To summarize, the spatiotemporal practices of agreement-making undoubtedly give Indigenous organizations like the NLC an indispensable role in the legal machinery of project authorization, thus ensuring its institutional resilience. However, while the chronotope elevates certain practices and the power dynamics embedded in them, it also marginalises alternative configurations of the relationship between Indigenous people, the extractive industry, and the state. Certain values with respect to the world are sustained, which prioritise a reductive conception of extractive development, with differences resolved by contract. Once such agreements are executed, the time for dissent passes and the parties are locked in time to whatever was negotiated then.

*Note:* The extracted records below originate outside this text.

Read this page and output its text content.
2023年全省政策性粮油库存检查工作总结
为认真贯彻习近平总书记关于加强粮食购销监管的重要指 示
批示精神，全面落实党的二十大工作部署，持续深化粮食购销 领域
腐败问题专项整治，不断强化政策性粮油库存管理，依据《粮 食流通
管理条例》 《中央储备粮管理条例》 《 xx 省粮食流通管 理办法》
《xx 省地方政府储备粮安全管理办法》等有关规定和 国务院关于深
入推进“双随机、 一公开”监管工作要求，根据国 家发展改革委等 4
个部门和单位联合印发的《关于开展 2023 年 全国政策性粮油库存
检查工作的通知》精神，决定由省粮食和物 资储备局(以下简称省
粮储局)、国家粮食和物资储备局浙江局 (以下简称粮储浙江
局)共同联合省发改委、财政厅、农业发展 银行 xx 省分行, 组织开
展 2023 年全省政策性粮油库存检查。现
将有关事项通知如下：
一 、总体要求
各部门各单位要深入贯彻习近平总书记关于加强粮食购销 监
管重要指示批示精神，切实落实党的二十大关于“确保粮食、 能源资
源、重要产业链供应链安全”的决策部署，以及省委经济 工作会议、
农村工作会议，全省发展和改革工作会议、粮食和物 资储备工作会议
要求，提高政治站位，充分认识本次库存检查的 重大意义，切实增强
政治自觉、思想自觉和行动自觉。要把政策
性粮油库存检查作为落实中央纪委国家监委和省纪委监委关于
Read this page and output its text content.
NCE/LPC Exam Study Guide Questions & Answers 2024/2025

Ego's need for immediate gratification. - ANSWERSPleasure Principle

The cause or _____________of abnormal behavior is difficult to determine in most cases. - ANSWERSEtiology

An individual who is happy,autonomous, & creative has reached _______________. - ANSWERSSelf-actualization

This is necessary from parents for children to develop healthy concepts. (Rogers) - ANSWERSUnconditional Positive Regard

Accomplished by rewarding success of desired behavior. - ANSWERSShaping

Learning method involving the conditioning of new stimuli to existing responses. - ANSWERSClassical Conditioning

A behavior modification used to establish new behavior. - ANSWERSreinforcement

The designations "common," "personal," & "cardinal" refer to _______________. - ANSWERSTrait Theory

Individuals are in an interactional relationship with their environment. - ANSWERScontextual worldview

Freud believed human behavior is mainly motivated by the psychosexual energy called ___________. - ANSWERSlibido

Other complex and immanent relationships between human and more-than-human interests are obscured, as are alternative futures and imaginaries.  The opportunities for Indigenous groups to express credible views outside or contrary to the muzzling institutional spacetimes of agreement-making are hampered. A chronotopic analysis of the NLC agreement breaks open and makes visible the practices that produce these hegemonic power relations.


References

Ritter, David. 2009. The Native Title Market. Perth: University of Western Australia Publishing.

Valverde, Mariana. 2015. Chronotopes of Law: Jurisdiction, Scale and Governance. New York: Routledge.